In 2010, the Battelle Memorial Institute, 11 electric utilities across five states (Idaho, Montana, Oregon, Washington and Wyoming), six technology partners, two universities and BPA began testing smart grid technologies and approaches as part of the
Pacific Northwest Smart Grid Demonstration Project – the largest smart grid project of its kind in the nation with participation from 60,000 electric customer meters. The $178 million project, funded by the U.S. Department of Energy, BPA’s
Technology Innovation Office, and public and private participants, emerged out of previous collaborations between BPA and the Pacific Northwest National Laboratory on the Olympic Peninsula’s GridWise Project, a year-long research project that explored price-responsive household technology, dynamic electricity pricing and consumer behavior.
The project supported the evaluation of 55 different technologies and used an innovative transactive control concept to deploy distribution level and household technologies. Via an interactive, market-based signal, the project increased energy consumption by project participants when wind energy was abundant, typically at night, and decreased their energy use during peak hours when energy prices were most expensive.

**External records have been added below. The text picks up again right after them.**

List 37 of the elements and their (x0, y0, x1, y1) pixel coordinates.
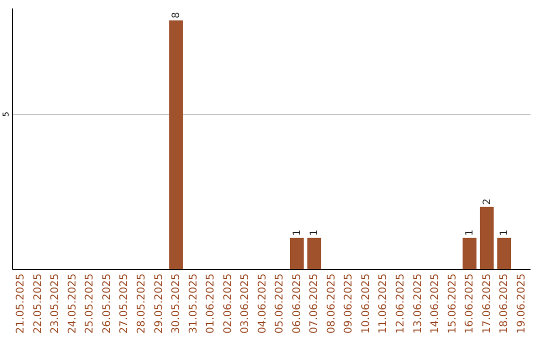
data-label: 1 (499, 230, 510, 236)
x-tick-label: 09.06.2025 (342, 274, 355, 334)
data-label: 2 (482, 198, 493, 205)
data-label: 1 (309, 230, 320, 236)
x-tick-label: 17.06.2025 (480, 274, 493, 334)
x-tick-label: 29.05.2025 (152, 274, 165, 334)
data-label: 1 (464, 230, 476, 236)
x-tick-label: 22.05.2025 (32, 274, 44, 334)
x-tick-label: 21.05.2025 (14, 274, 27, 334)
x-tick-label: 24.05.2025 (66, 274, 78, 334)
data-label: 1 (292, 230, 303, 236)
x-tick-label: 30.05.2025 (170, 274, 182, 334)
x-tick-label: 03.06.2025 (239, 274, 252, 334)
x-tick-label: 15.06.2025 (446, 274, 458, 334)
x-tick-label: 13.06.2025 (412, 274, 424, 334)
x-tick-label: 06.06.2025 (290, 274, 303, 334)
x-tick-label: 23.05.2025 (49, 274, 62, 334)
x-tick-label: 25.05.2025 (84, 274, 96, 334)
x-tick-label: 01.06.2025 (204, 274, 217, 334)
x-tick-label: 16.06.2025 (464, 274, 476, 334)
x-tick-label: 19.06.2025 (515, 274, 528, 334)
x-tick-label: 05.06.2025 (274, 274, 286, 334)
x-tick-label: 07.06.2025 (308, 274, 320, 334)
x-tick-label: 26.05.2025 (100, 274, 113, 334)
data-label: 8 (171, 12, 182, 18)
x-tick-label: 27.05.2025 (118, 274, 130, 334)
x-tick-label: 08.06.2025 (325, 274, 338, 334)
y-tick-label: 5 (2, 112, 10, 117)
x-tick-label: 04.06.2025 (256, 274, 268, 334)
x-tick-label: 12.06.2025 (394, 274, 406, 334)
x-tick-label: 31.05.2025 (187, 274, 200, 334)
x-tick-label: 28.05.2025 (136, 274, 148, 334)
x-tick-label: 11.06.2025 (377, 274, 390, 334)
x-tick-label: 10.06.2025 (360, 274, 372, 334)
x-tick-label: 02.06.2025 (222, 274, 234, 334)
x-tick-label: 14.06.2025 (429, 274, 442, 334)
x-tick-label: 18.06.2025 (498, 274, 510, 334)
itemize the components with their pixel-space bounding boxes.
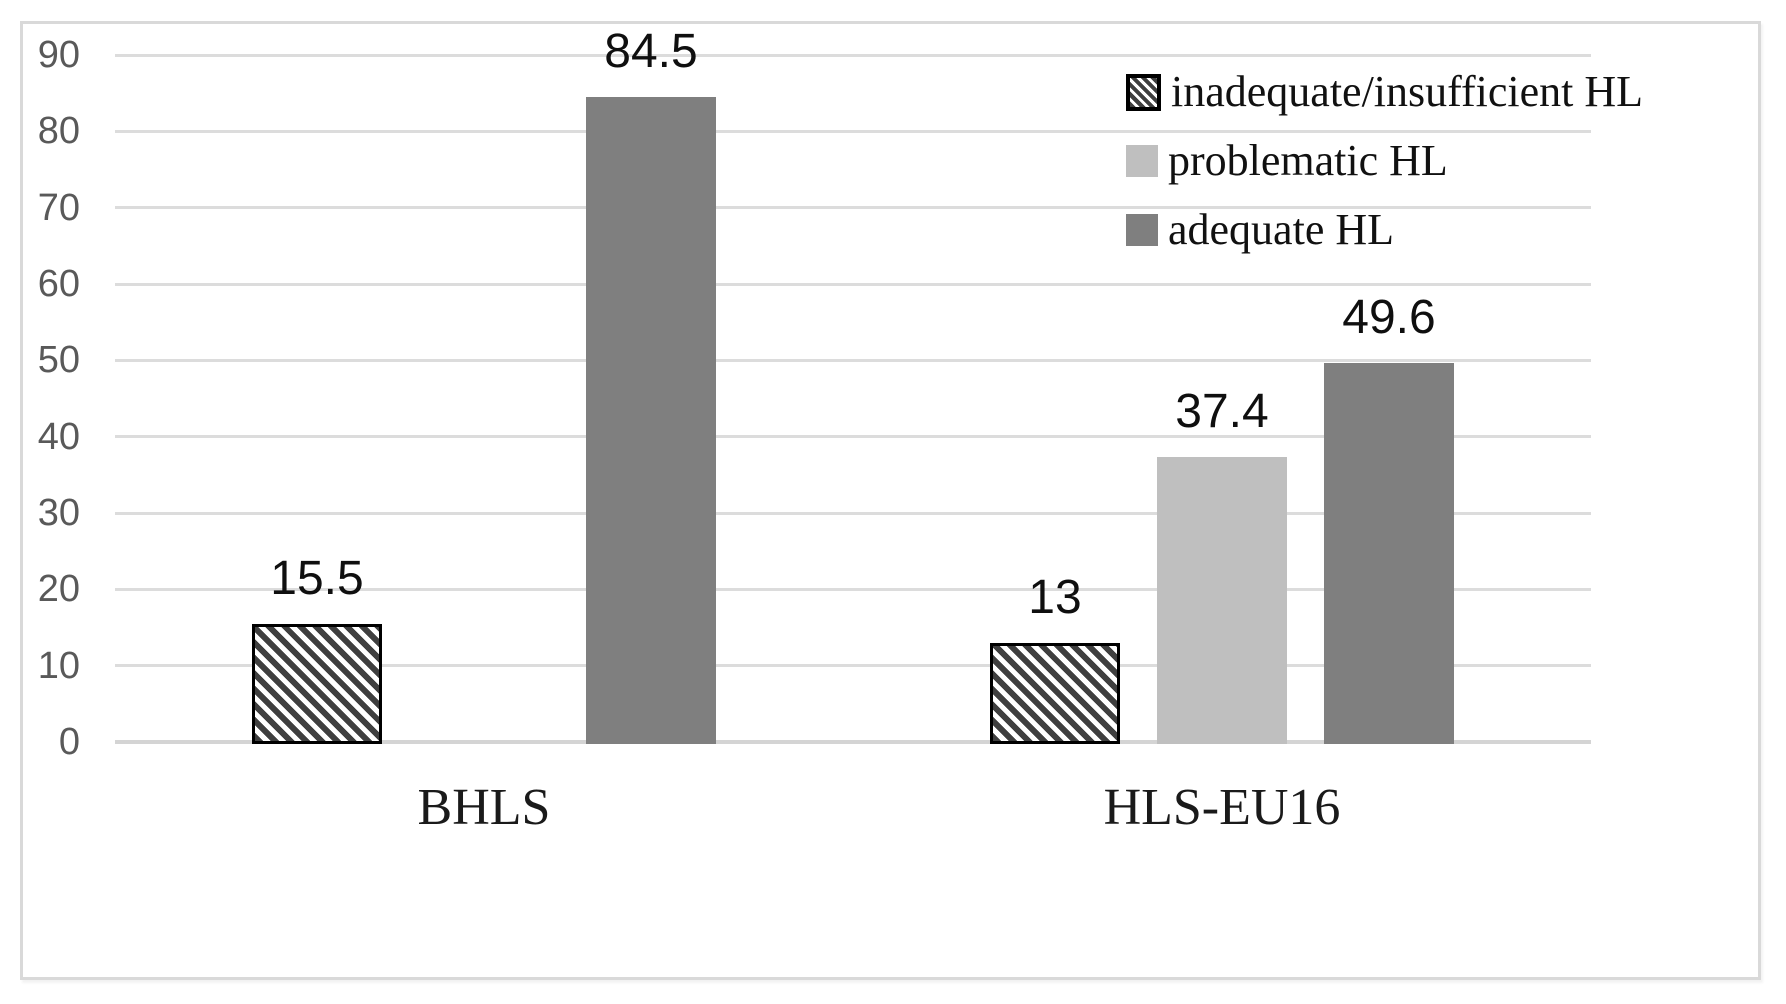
legend-swatch-solid-icon <box>1126 145 1158 177</box>
x-axis-label-bhls: BHLS <box>417 779 551 836</box>
data-label-hls-eu16-series-1: 37.4 <box>1175 384 1269 438</box>
y-tick-label-10: 10 <box>37 644 80 687</box>
y-tick-label-40: 40 <box>37 415 80 458</box>
gridline-40 <box>115 435 1591 439</box>
y-tick-label-70: 70 <box>37 186 80 229</box>
y-tick-label-20: 20 <box>37 568 80 611</box>
data-label-bhls-series-2: 84.5 <box>604 24 698 78</box>
legend-item-1: problematic HL <box>1126 137 1448 185</box>
gridline-70 <box>115 206 1591 210</box>
data-label-hls-eu16-series-2: 49.6 <box>1342 291 1436 345</box>
bar-bhls-series-0 <box>252 623 382 744</box>
x-axis-label-hls-eu16: HLS-EU16 <box>1103 779 1341 836</box>
y-tick-label-80: 80 <box>37 110 80 153</box>
bar-bhls-series-2 <box>586 96 716 744</box>
gridline-50 <box>115 358 1591 362</box>
gridline-10 <box>115 664 1591 668</box>
gridline-30 <box>115 511 1591 515</box>
data-label-bhls-series-0: 15.5 <box>270 551 364 605</box>
legend-label: inadequate/insufficient HL <box>1171 67 1644 116</box>
y-tick-label-90: 90 <box>37 34 80 76</box>
legend-item-0: inadequate/insufficient HL <box>1126 68 1643 116</box>
gridline-90 <box>115 53 1591 57</box>
gridline-80 <box>115 129 1591 133</box>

At the end of the five-year demonstration, which wrapped up in 2015, the project issued an 840-page
technology performance report and a 32-page
summary. The report concludes that smart meters, automated control of power distribution and other intelligent energy technologies can improve energy efficiency and possibly reduce power costs. However, more research and development are needed to support utility-led smart grid deployment.
“The demo project has laid the groundwork for a more reliable, efficient and sustainable power grid in the Northwest,” says Terry Oliver, BPA’s chief technology innovation officer. “We now have more insight into smart-grid technologies that could provide value to the region.”